La fin de l'abondance et son éthique

Énergie fossile et consommation, richesse et éthique, ouverture et repli : une puissante fiction spéculative usant de Norvège et d’humour subtil pour nous donner à voir et à penser les carences de nos lignes de fuite.

Avec sa télécommande, Katrin passait de la télévision à Internet. Le choix des internautes du site de La Repubblica s’était porté sur un film de trente-deux secondes. Sur un quai du port de Rotterdam, on y voyait prendre feu un homme à moitié enduit de pétrole. Puis il se jetait dans un canal. L’eau du canal était recouverte d’une épaisse couche noire, que le corps enflammait comme une allumette. L’homme se débattait quelques secondes dans une mer de flammes, et la caméra amateur se détournait. De São Paulo, les images étaient aussi calmes que celles des ruines d’un temple grec : quel que fût l’angle, la Bourse ne cessait d’être effondrée, immobile, substrat minéral d’une génération spontanée de cadavres. À quelques mètres des corps enfouis, le maire de la ville, les directeurs de la place financière, le président brésilien consolidaient leurs carrières en se laissant sobrement interviewer, un casque de chantier sur la tête. De Shanghai, Katrin ne voulait rien voir : les hurlements suffisaient à la terroriser. Ils la poursuivaient de chaîne en chaîne – seules les thématiques calmaient son cœur en parlant continûment télé-achat, cuisine, enfants, cinéma. Ni la raison, ni le silence, ni le cours de sa vie n’étaient à même d’apaiser le choc de l’actualité, il lui fallait continuer à regarder.

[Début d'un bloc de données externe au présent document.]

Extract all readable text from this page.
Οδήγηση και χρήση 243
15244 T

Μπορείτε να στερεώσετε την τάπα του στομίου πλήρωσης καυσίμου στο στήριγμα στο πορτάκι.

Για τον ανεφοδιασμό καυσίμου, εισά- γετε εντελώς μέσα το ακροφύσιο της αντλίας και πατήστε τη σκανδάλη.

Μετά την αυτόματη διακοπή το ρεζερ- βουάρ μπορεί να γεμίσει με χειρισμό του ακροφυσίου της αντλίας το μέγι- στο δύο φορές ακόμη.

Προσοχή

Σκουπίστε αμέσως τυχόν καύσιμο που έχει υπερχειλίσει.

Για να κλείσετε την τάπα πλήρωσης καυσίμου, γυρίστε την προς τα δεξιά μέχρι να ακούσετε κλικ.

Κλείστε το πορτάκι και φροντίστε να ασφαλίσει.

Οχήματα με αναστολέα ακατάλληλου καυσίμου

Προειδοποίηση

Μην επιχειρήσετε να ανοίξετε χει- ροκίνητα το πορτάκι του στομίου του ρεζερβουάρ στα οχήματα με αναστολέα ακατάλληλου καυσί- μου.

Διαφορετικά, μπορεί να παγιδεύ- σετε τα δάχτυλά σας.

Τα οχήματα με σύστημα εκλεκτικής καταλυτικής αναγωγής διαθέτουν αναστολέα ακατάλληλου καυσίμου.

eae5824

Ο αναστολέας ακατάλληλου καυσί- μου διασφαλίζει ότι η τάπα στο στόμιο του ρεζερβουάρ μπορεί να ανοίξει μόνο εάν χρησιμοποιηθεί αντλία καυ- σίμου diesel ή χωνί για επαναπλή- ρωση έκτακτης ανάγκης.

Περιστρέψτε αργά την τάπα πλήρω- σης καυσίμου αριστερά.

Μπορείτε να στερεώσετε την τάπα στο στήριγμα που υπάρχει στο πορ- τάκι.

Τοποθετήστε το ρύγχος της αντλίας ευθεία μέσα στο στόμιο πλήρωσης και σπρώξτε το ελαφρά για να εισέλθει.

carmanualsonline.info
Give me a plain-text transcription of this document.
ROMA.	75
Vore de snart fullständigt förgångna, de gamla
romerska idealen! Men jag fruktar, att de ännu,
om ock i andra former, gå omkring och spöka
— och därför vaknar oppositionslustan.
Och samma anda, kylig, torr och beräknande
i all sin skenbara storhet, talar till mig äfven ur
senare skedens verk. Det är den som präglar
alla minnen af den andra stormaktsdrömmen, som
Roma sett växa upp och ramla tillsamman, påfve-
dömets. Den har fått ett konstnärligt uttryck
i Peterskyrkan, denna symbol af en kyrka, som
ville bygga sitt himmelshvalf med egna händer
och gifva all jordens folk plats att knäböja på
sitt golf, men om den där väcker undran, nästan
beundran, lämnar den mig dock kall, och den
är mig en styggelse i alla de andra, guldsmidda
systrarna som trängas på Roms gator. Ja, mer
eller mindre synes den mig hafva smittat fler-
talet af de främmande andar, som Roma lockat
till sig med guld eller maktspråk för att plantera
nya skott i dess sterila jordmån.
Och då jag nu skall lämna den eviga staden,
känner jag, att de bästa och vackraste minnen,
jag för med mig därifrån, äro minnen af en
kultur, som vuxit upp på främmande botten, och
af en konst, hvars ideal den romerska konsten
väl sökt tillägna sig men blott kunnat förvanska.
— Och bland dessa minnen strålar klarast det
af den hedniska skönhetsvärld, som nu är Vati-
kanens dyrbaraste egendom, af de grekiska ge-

Années 2010. Dans un contexte bien connu – mais pas nécessairement acté, on ne le sait hélas que trop – de réchauffement climatique, d’épuisement des ressources planétaires et d’exacerbation des conflits dans une économie de la rareté qui choisit encore et toujours la fuite en avant, plus ou moins habillée, un triple attentat frappe presque simultanément, violemment et spectaculairement, le terminal pétrolier du port de Rotterdam, la bourse de São Paulo et le plus commerçant des quartiers ultra-modernes de Shanghai. Baptisée au bout de quelques jours Black February par la communauté médiatique, cette date marque le début d’une envolée inexorable des prix du pétrole, les explosions mortelles servant presque paradoxalement de révélateur d’une situation jusqu’alors simplement perçue comme larvée. Le philosophe, essayiste et collaborateur de divers think tanks Dalibor Frioux aurait pu, dans ce premier roman publié en 2011 au Seuil, élaborer une spéculation technique et économique sur le peak oil, la fin de l’abondance des énergies fossiles et leurs conséquences politiques et sociales, comme l’avait fait, spectaculairement, Andreas Eschbach dans son « En panne sèche » de 2007. Il a ici choisi un tout autre terrain de réflexion, déplaçant le propos sur le champ inattendu de l’éthique, de la philosophie morale et d’une ironie lancinante et désespérée (quoique nimbée d’un véritable humour) à propos d’adaptation des comportements, et tout particulièrement de ceux des « riches».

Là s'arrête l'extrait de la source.